“The first word of a letter, eh?” said the dwarf.
“The very first,” said George. “’Tis a long way you’d get in it, and stuck at the start!”
“Up in the corner, at the top, eh?” said the dwarf.
“So it be,” said George, and he laughed no longer.
“It’s the name of a place, then,” said the Cheap Jack; “and it ain’t to be expected I should know the names of all the places in the world, George, my dear.”

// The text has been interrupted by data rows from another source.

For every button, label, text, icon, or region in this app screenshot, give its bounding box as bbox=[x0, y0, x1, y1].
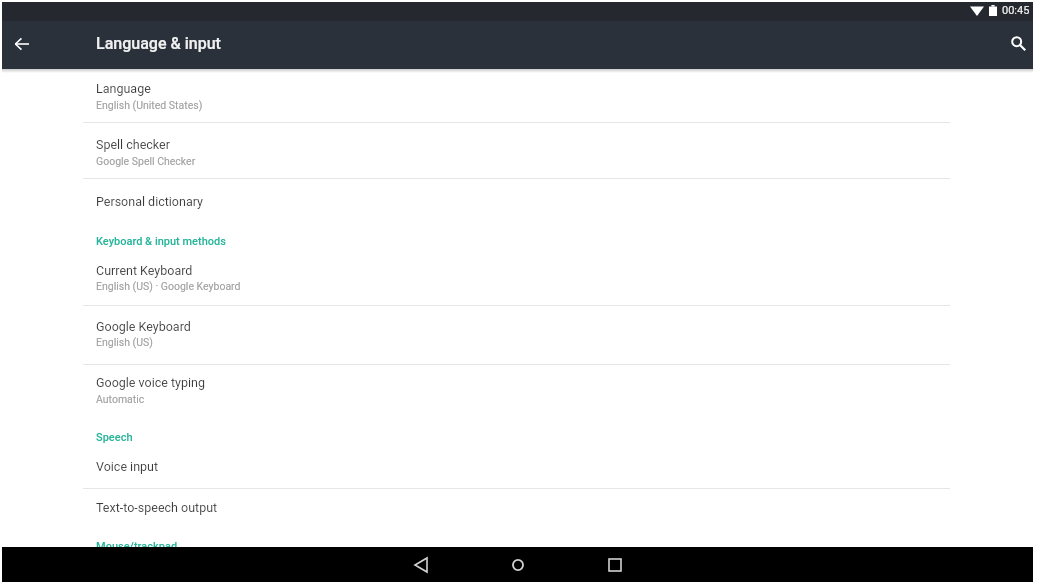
button[interactable] bbox=[0, 122, 1037, 178]
staticText: Mouse/trackpad bbox=[96, 540, 178, 553]
staticText: English (United States) bbox=[96, 99, 203, 111]
staticText: 00:45 bbox=[1002, 4, 1030, 17]
staticText: Keyboard & input methods bbox=[96, 235, 226, 248]
staticText: Voice input bbox=[96, 459, 159, 474]
button[interactable]: Recent apps bbox=[591, 547, 639, 582]
button[interactable] bbox=[0, 69, 1037, 122]
staticText: English (US) · Google Keyboard bbox=[96, 280, 241, 292]
staticText: Language bbox=[96, 81, 151, 96]
button[interactable] bbox=[0, 178, 1037, 225]
staticText: Google Spell Checker bbox=[96, 155, 196, 167]
staticText: English (US) bbox=[96, 336, 153, 348]
staticText: Automatic bbox=[96, 393, 145, 405]
button[interactable] bbox=[0, 253, 1037, 305]
staticText: Speech bbox=[96, 431, 133, 444]
button[interactable] bbox=[0, 364, 1037, 422]
staticText: Text-to-speech output bbox=[96, 500, 218, 515]
button[interactable]: Search bbox=[994, 19, 1037, 67]
button[interactable]: Back bbox=[397, 547, 445, 582]
button[interactable]: Navigate up bbox=[0, 20, 46, 68]
button[interactable]: Home bbox=[494, 547, 542, 582]
staticText: Personal dictionary bbox=[96, 194, 203, 209]
button[interactable] bbox=[0, 305, 1037, 364]
button[interactable] bbox=[0, 450, 1037, 488]
staticText: Google Keyboard bbox=[96, 319, 191, 334]
staticText: Google voice typing bbox=[96, 375, 205, 390]
staticText: Current Keyboard bbox=[96, 263, 193, 278]
staticText: Spell checker bbox=[96, 137, 170, 152]
staticText: Language & input bbox=[96, 34, 221, 53]
button[interactable] bbox=[0, 488, 1037, 530]
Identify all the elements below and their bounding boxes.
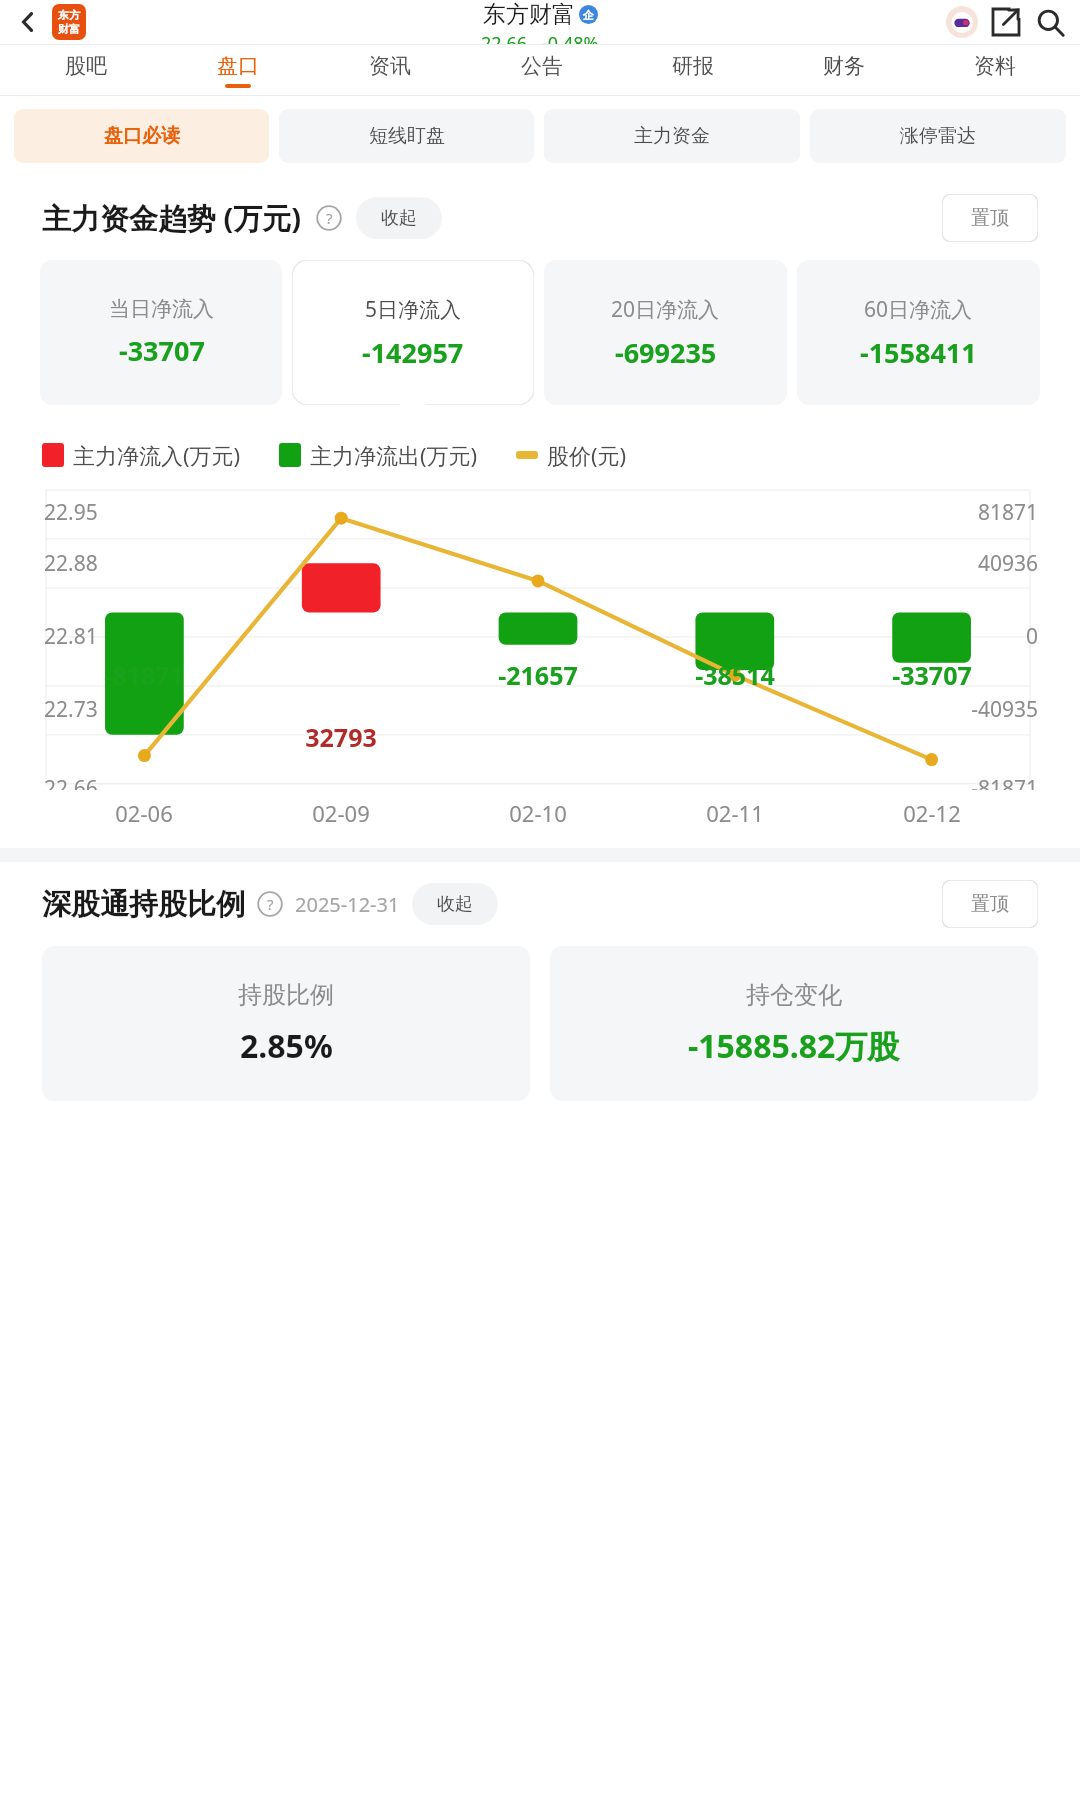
button[interactable]: 公告 [466, 45, 617, 95]
staticText: 企 [583, 8, 594, 22]
staticText: 短线盯盘 [369, 124, 445, 148]
staticText: 02-06 [115, 798, 173, 828]
button[interactable]: 收起 [356, 197, 442, 239]
staticText: 22.66 [44, 774, 98, 790]
staticText: ? [326, 208, 333, 228]
button[interactable]: 置顶 [942, 194, 1038, 242]
staticText: 22.88 [44, 549, 98, 578]
staticText: -15885.82万股 [688, 1024, 900, 1068]
staticText: 涨停雷达 [900, 124, 976, 148]
staticText: 东方 [58, 8, 80, 22]
staticText: -81871 [971, 774, 1038, 790]
staticText: 22.81 [44, 622, 98, 651]
staticText: 股吧 [65, 53, 107, 79]
staticText: 财富 [58, 22, 80, 36]
button[interactable]: 东方 [52, 4, 86, 40]
staticText: 公告 [521, 53, 563, 79]
button[interactable]: 主力资金 [544, 109, 800, 163]
staticText: -142957 [362, 334, 464, 371]
button[interactable]: Help [314, 203, 344, 233]
staticText: ? [267, 894, 274, 914]
button[interactable]: Back [6, 0, 50, 44]
staticText: 81871 [977, 498, 1038, 527]
staticText: 主力资金趋势 (万元) [42, 198, 302, 238]
button[interactable]: 盘口 [162, 45, 314, 95]
staticText: 40936 [977, 549, 1038, 578]
staticText: 2025-12-31 [295, 891, 400, 918]
staticText: 财务 [823, 53, 865, 79]
staticText: 收起 [381, 207, 417, 230]
button[interactable]: 涨停雷达 [810, 109, 1066, 163]
staticText: -81871 [104, 658, 184, 692]
staticText: 02-12 [903, 798, 961, 828]
staticText: 持仓变化 [746, 980, 842, 1010]
button[interactable]: 持仓变化 [550, 946, 1038, 1101]
staticText: 5日净流入 [365, 295, 462, 324]
button[interactable]: 财务 [768, 45, 919, 95]
staticText: 60日净流入 [864, 295, 973, 324]
staticText: -40935 [971, 695, 1038, 724]
staticText: 主力资金 [634, 124, 710, 148]
button[interactable]: 60日净流入 [797, 260, 1040, 405]
staticText: 东方财富 [483, 0, 575, 29]
staticText: 置顶 [971, 206, 1009, 230]
button[interactable]: Search [1028, 0, 1072, 44]
staticText: 22.66 [481, 31, 528, 44]
staticText: 盘口 [217, 53, 259, 79]
button[interactable]: 20日净流入 [544, 260, 787, 405]
staticText: 22.73 [44, 695, 98, 724]
staticText: 主力净流入(万元) [73, 440, 241, 470]
staticText: 持股比例 [238, 980, 334, 1010]
button[interactable]: Help [255, 889, 285, 919]
staticText: 深股通持股比例 [42, 886, 245, 923]
staticText: 20日净流入 [611, 295, 720, 324]
button[interactable]: 资讯 [314, 45, 466, 95]
staticText: 资料 [974, 53, 1016, 79]
staticText: 研报 [672, 53, 714, 79]
button[interactable]: 资料 [919, 45, 1070, 95]
staticText: 资讯 [369, 53, 411, 79]
staticText: 02-09 [312, 798, 370, 828]
staticText: 02-10 [509, 798, 567, 828]
staticText: 当日净流入 [109, 296, 214, 322]
staticText: 2.85% [240, 1024, 333, 1068]
staticText: 0 [1025, 622, 1038, 651]
staticText: -0.48% [542, 31, 599, 44]
staticText: -1558411 [860, 334, 977, 371]
staticText: 32793 [305, 720, 377, 754]
staticText: -38514 [695, 658, 775, 692]
button[interactable]: 盘口必读 [14, 109, 269, 163]
button[interactable]: Assistant [940, 0, 984, 44]
staticText: 收起 [437, 893, 473, 916]
staticText: 02-11 [706, 798, 764, 828]
button[interactable]: 置顶 [942, 880, 1038, 928]
button[interactable]: 持股比例 [42, 946, 530, 1101]
staticText: 置顶 [971, 892, 1009, 916]
button[interactable]: 收起 [412, 883, 498, 925]
button[interactable]: 当日净流入 [40, 260, 282, 405]
button[interactable]: 研报 [617, 45, 768, 95]
button[interactable]: 5日净流入 [292, 260, 534, 405]
staticText: -21657 [498, 658, 578, 692]
staticText: -33707 [892, 658, 972, 692]
staticText: 盘口必读 [104, 124, 180, 148]
staticText: 股价(元) [547, 440, 627, 470]
staticText: -699235 [615, 334, 717, 371]
staticText: 主力净流出(万元) [310, 440, 478, 470]
staticText: 22.95 [44, 498, 98, 527]
button[interactable]: 股吧 [10, 45, 162, 95]
button[interactable]: 短线盯盘 [279, 109, 534, 163]
staticText: -33707 [119, 332, 205, 369]
button[interactable]: Share [984, 0, 1028, 44]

It was a great triumph for the Cheap Jack, as George’s face betrayed. If George had trusted him a little more, he might have known the meaning of the mysterious word years ago. The name of a place! The place from which the letter was written. The place where something might be learned about the writer of the letter, and of the gentleman to whom it was written. For George knew so much. It was written to a gentleman, and to a gentleman who had money, and who had secrets; and, therefore, a gentleman from whom money might be got, by interfering in his secrets.
The miller’s man was very ignorant and very stupid, in spite of a certain low cunning not at all incompatible with gross ignorance. He had no knowledge of the world. His very knowledge of malpractices and mischief was confined to the evil doings of one or two other ill-conditioned country lads like himself, who robbed their neighbors on dark nights, and disposed of the spoil by the help of such men as the Cheap Jack and the landlord of the public-house at the bottom of the hill.
But by loitering about on that stormy night years ago, when he should have been attending to the mill, he had picked up enough to show him that the strange gentleman had no mind to have his proceedings as to the little Jan generally known. This and some sort of traditional idea that “sharp,” though penniless men had at times wrung a great deal of money from rich people, by threatening to betray their secrets, was the sole foundation of George’s hopes in connection with the letter. It was his very ignorance which hindered him from seeing the innumerable chances against his getting to know any thing important enough, even if he could use his information, to procure a bribe.
He had long given up the idea as hopeless, though he had kept the letter, but it revived when the Cheap Jack solved the puzzle which Abel could not explain, and George finally promised to let his friend read the whole letter for him. He also allowed that it concerned Jan, or that he supposed it to do so. He related Jan’s history, and confessed that he had picked up the letter, which was being blown about near the mill, on the night of Jan’s arrival.
In this statement there was some truth, and some falsehood; for in the opinion of the miller’s man, if your own interest obliged you to confide in a friend, it was at least wise to hedge the confidence by not telling all the truth, or by qualifying it with lies.